The invention pertains to the art of current transformers and more particularly to a circuit providing a forced reset of a current transformer within a short time interval.
The invention is applicable to switching circuits, including power supplies, including resonant transition switching and, where core saturation of a current transformer can occur. It will be appreciated, however, that the invention has broader applications and can be advantageously employed in other environments and applications.
Resonant transition switching circuits are well known in the art. Such circuits are also known to include power factor correction circuitry which achieves boost regulation. A typical circuit of this type consists of an input in series with an inductor and a switch to connect one end of the inductor to circuit common. This arrangement provides an input rectified line through an inductor. When a switch of the switching circuit turns on, current builds within the inductor thereby storing energy in the inductor. When the switch turns off energy stored in the inductor, particularly I.sup.2 L energy, flows through a path including, for example, a free wheeling diode used to charge a bank capacitor.
In resonant transition switching circuits, such a boost regulator circuit employs resonant components including a resonant inductor and a resonant switch. The resonant components cooperate to minimize losses during switching time periods by storing energy that would have normally been lost in discharging a drain capacitance of a FET type switch, and storing this energy within the resonant inductor.

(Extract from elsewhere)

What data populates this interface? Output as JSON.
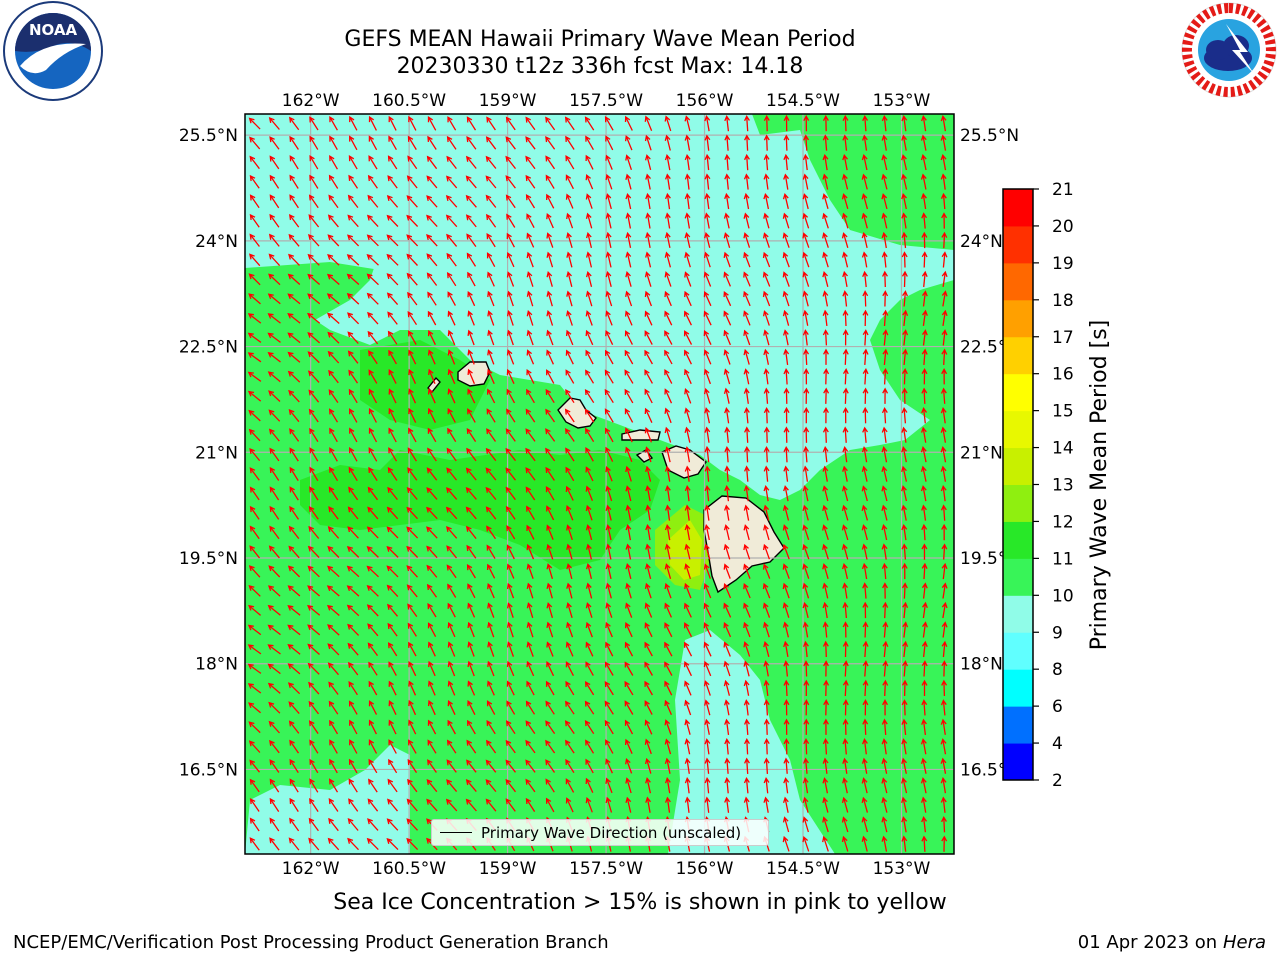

Resonant transition switching circuits are known to commonly include current transformers. However, a problem which exists and to which the subject application is directed, is that magnetic saturation of the current transformers can occur in switching circuits of this type since current in the current transformer can potentially flow for substantially one-hundred percent (100%) of a duty cycle. This situation exists since a duty cycle involves initially switching on a resonant switch and thereafter turning on a main switch. This type of arrangement causes a rise of current in the current transformer, starting at an initial time zero. Current initially builds in the current transformer due to current flow within the resonant circuitry and then due to the current flowing in the main circuit after the main switch has been turned on. Under these conditions, current builds in the resonant switch and then flattens out and decays, however, prior to a full decay of the current in the resonant switch the main switch begins building current and carries current until the end of the duty cycle. The duty cycle will approach 100%. Therefore, when investigating the state of a switching circuit, current will be seen as building in the main switch as current is falling in the resonant switch. However, the current transformer will see the sum of these currents. Due to this topology the current transformer will sense current for almost the entire duty cycle. When this situation occurs, the current transformer has a short time to reset.

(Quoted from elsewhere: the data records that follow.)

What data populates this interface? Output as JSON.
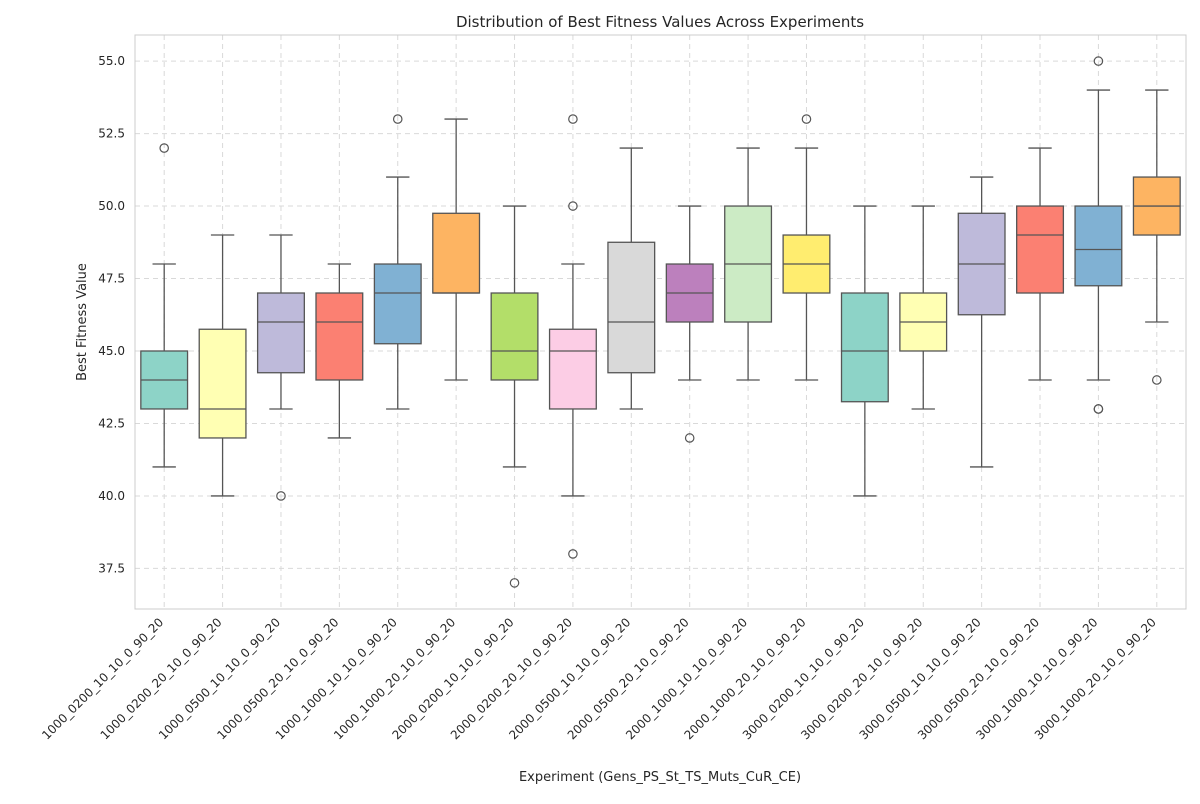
{
  "chart_data": {
    "type": "box",
    "title": "Distribution of Best Fitness Values Across Experiments",
    "xlabel": "Experiment (Gens_PS_St_TS_Muts_CuR_CE)",
    "ylabel": "Best Fitness Value",
    "ylim": [
      36.1,
      55.9
    ],
    "yticks": [
      37.5,
      40.0,
      42.5,
      45.0,
      47.5,
      50.0,
      52.5,
      55.0
    ],
    "ytick_labels": [
      "37.5",
      "40.0",
      "42.5",
      "45.0",
      "47.5",
      "50.0",
      "52.5",
      "55.0"
    ],
    "grid": true,
    "categories": [
      "1000_0200_10_10_0_90_20",
      "1000_0200_20_10_0_90_20",
      "1000_0500_10_10_0_90_20",
      "1000_0500_20_10_0_90_20",
      "1000_1000_10_10_0_90_20",
      "1000_1000_20_10_0_90_20",
      "2000_0200_10_10_0_90_20",
      "2000_0200_20_10_0_90_20",
      "2000_0500_10_10_0_90_20",
      "2000_0500_20_10_0_90_20",
      "2000_1000_10_10_0_90_20",
      "2000_1000_20_10_0_90_20",
      "3000_0200_10_10_0_90_20",
      "3000_0200_20_10_0_90_20",
      "3000_0500_10_10_0_90_20",
      "3000_0500_20_10_0_90_20",
      "3000_1000_10_10_0_90_20",
      "3000_1000_20_10_0_90_20"
    ],
    "boxes": [
      {
        "whisker_low": 41,
        "q1": 43,
        "median": 44,
        "q3": 45,
        "whisker_high": 48,
        "outliers": [
          52
        ],
        "color": "#8dd3c7"
      },
      {
        "whisker_low": 40,
        "q1": 42,
        "median": 43,
        "q3": 45.75,
        "whisker_high": 49,
        "outliers": [],
        "color": "#ffffb3"
      },
      {
        "whisker_low": 43,
        "q1": 44.25,
        "median": 46,
        "q3": 47,
        "whisker_high": 49,
        "outliers": [
          40
        ],
        "color": "#bebada"
      },
      {
        "whisker_low": 42,
        "q1": 44,
        "median": 46,
        "q3": 47,
        "whisker_high": 48,
        "outliers": [],
        "color": "#fb8072"
      },
      {
        "whisker_low": 43,
        "q1": 45.25,
        "median": 47,
        "q3": 48,
        "whisker_high": 51,
        "outliers": [
          53
        ],
        "color": "#80b1d3"
      },
      {
        "whisker_low": 44,
        "q1": 47,
        "median": 47,
        "q3": 49.75,
        "whisker_high": 53,
        "outliers": [],
        "color": "#fdb462"
      },
      {
        "whisker_low": 41,
        "q1": 44,
        "median": 45,
        "q3": 47,
        "whisker_high": 50,
        "outliers": [
          37
        ],
        "color": "#b3de69"
      },
      {
        "whisker_low": 40,
        "q1": 43,
        "median": 45,
        "q3": 45.75,
        "whisker_high": 48,
        "outliers": [
          38,
          50,
          53
        ],
        "color": "#fccde5"
      },
      {
        "whisker_low": 43,
        "q1": 44.25,
        "median": 46,
        "q3": 48.75,
        "whisker_high": 52,
        "outliers": [],
        "color": "#d9d9d9"
      },
      {
        "whisker_low": 44,
        "q1": 46,
        "median": 47,
        "q3": 48,
        "whisker_high": 50,
        "outliers": [
          42
        ],
        "color": "#bc80bd"
      },
      {
        "whisker_low": 44,
        "q1": 46,
        "median": 48,
        "q3": 50,
        "whisker_high": 52,
        "outliers": [],
        "color": "#ccebc5"
      },
      {
        "whisker_low": 44,
        "q1": 47,
        "median": 48,
        "q3": 49,
        "whisker_high": 52,
        "outliers": [
          53
        ],
        "color": "#ffed6f"
      },
      {
        "whisker_low": 40,
        "q1": 43.25,
        "median": 45,
        "q3": 47,
        "whisker_high": 50,
        "outliers": [],
        "color": "#8dd3c7"
      },
      {
        "whisker_low": 43,
        "q1": 45,
        "median": 46,
        "q3": 47,
        "whisker_high": 50,
        "outliers": [],
        "color": "#ffffb3"
      },
      {
        "whisker_low": 41,
        "q1": 46.25,
        "median": 48,
        "q3": 49.75,
        "whisker_high": 51,
        "outliers": [],
        "color": "#bebada"
      },
      {
        "whisker_low": 44,
        "q1": 47,
        "median": 49,
        "q3": 50,
        "whisker_high": 52,
        "outliers": [],
        "color": "#fb8072"
      },
      {
        "whisker_low": 44,
        "q1": 47.25,
        "median": 48.5,
        "q3": 50,
        "whisker_high": 54,
        "outliers": [
          43,
          43,
          55
        ],
        "color": "#80b1d3"
      },
      {
        "whisker_low": 46,
        "q1": 49,
        "median": 50,
        "q3": 51,
        "whisker_high": 54,
        "outliers": [
          44
        ],
        "color": "#fdb462"
      }
    ]
  }
}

In circuits which allow sufficient time between switching duty cycles, the current transformer will perform a natural reset. The reset is accomplished with I.sup.2 L energy stored in the current transformer shunt inductance during the "set" interval. However, in high frequency resonant transition switching circuits of the type contemplated for use with the subject invention, the energy stored for reset causes high "set" currents.
In order to maintain correct current transformer operation and to avoid high "set" currents which may cause distortion and current transformer saturation, it is necessary to provide for some sort of external current transformer reset. In view of this, to perform a reset it is necessary to provide the current transformer with a relatively large reset current pulse in a very short time period. For instance, if a switching circuit is used which has a power pulse time period or duty cycle of five (5) microseconds, the current transformer can be on for substantially this entire time period, and there may be only tens of nanoseconds in which to provide a reset pulse for the current transformer before a next power pulse will start. If the current transformer is not externally reset within the small window of time between power pulses, the reset energy required to be stored can take the current transformer into forward saturation.

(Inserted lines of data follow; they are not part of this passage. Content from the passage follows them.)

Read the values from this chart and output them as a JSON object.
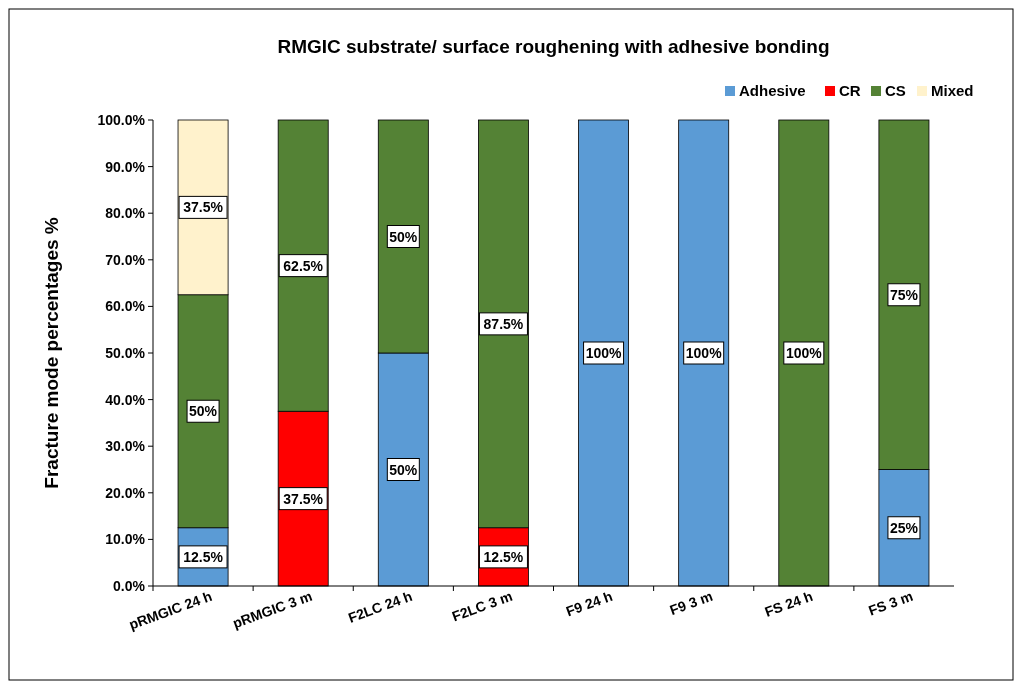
{
  "chart_data": {
    "type": "bar",
    "stacked": true,
    "title": "RMGIC substrate/ surface roughening with adhesive bonding",
    "ylabel": "Fracture mode percentages %",
    "categories": [
      "pRMGIC 24 h",
      "pRMGIC 3 m",
      "F2LC 24 h",
      "F2LC 3 m",
      "F9 24 h",
      "F9 3 m",
      "FS 24 h",
      "FS 3 m"
    ],
    "series": [
      {
        "name": "Adhesive",
        "color": "#5b9bd5",
        "values": [
          12.5,
          0,
          50,
          0,
          100,
          100,
          0,
          25
        ],
        "value_labels": [
          "12.5%",
          null,
          "50%",
          null,
          "100%",
          "100%",
          null,
          "25%"
        ]
      },
      {
        "name": "CR",
        "color": "#ff0000",
        "values": [
          0,
          37.5,
          0,
          12.5,
          0,
          0,
          0,
          0
        ],
        "value_labels": [
          null,
          "37.5%",
          null,
          "12.5%",
          null,
          null,
          null,
          null
        ]
      },
      {
        "name": "CS",
        "color": "#548235",
        "values": [
          50,
          62.5,
          50,
          87.5,
          0,
          0,
          100,
          75
        ],
        "value_labels": [
          "50%",
          "62.5%",
          "50%",
          "87.5%",
          null,
          null,
          "100%",
          "75%"
        ]
      },
      {
        "name": "Mixed",
        "color": "#fff2cc",
        "values": [
          37.5,
          0,
          0,
          0,
          0,
          0,
          0,
          0
        ],
        "value_labels": [
          "37.5%",
          null,
          null,
          null,
          null,
          null,
          null,
          null
        ]
      }
    ],
    "ylim": [
      0,
      100
    ],
    "yticks": [
      {
        "value": 0,
        "label": "0.0%"
      },
      {
        "value": 10,
        "label": "10.0%"
      },
      {
        "value": 20,
        "label": "20.0%"
      },
      {
        "value": 30,
        "label": "30.0%"
      },
      {
        "value": 40,
        "label": "40.0%"
      },
      {
        "value": 50,
        "label": "50.0%"
      },
      {
        "value": 60,
        "label": "60.0%"
      },
      {
        "value": 70,
        "label": "70.0%"
      },
      {
        "value": 80,
        "label": "80.0%"
      },
      {
        "value": 90,
        "label": "90.0%"
      },
      {
        "value": 100,
        "label": "100.0%"
      }
    ],
    "legend": "top right",
    "grid": false
  }
}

However, while it is desired to reset a current transformer with a reset power pulse that is sufficient to move the current transformer from potential saturation to a lower flux level it is not desirable to provide an energy pulse, which resets the current transformer, but which also takes it into reverse saturation thereby undesirably storing energy which can be released as part of the set interval. This could be a detriment to overall circuit operation. Therefore, it is considered that if the energy pulse is either too large or applied for too long a period, unstable operation of the circuit can result.
It has, therefore, been deemed desirable to construct a circuit which provides a sufficient reset power pulse in a short time period that resets the current transformer to a desired flux level, but which does not drive the magnetization curve into reverse saturation.
Still further, the circuit should be easily constructed within existing switching circuit designs wherein its application resets the current transformer without affecting the main power pulses.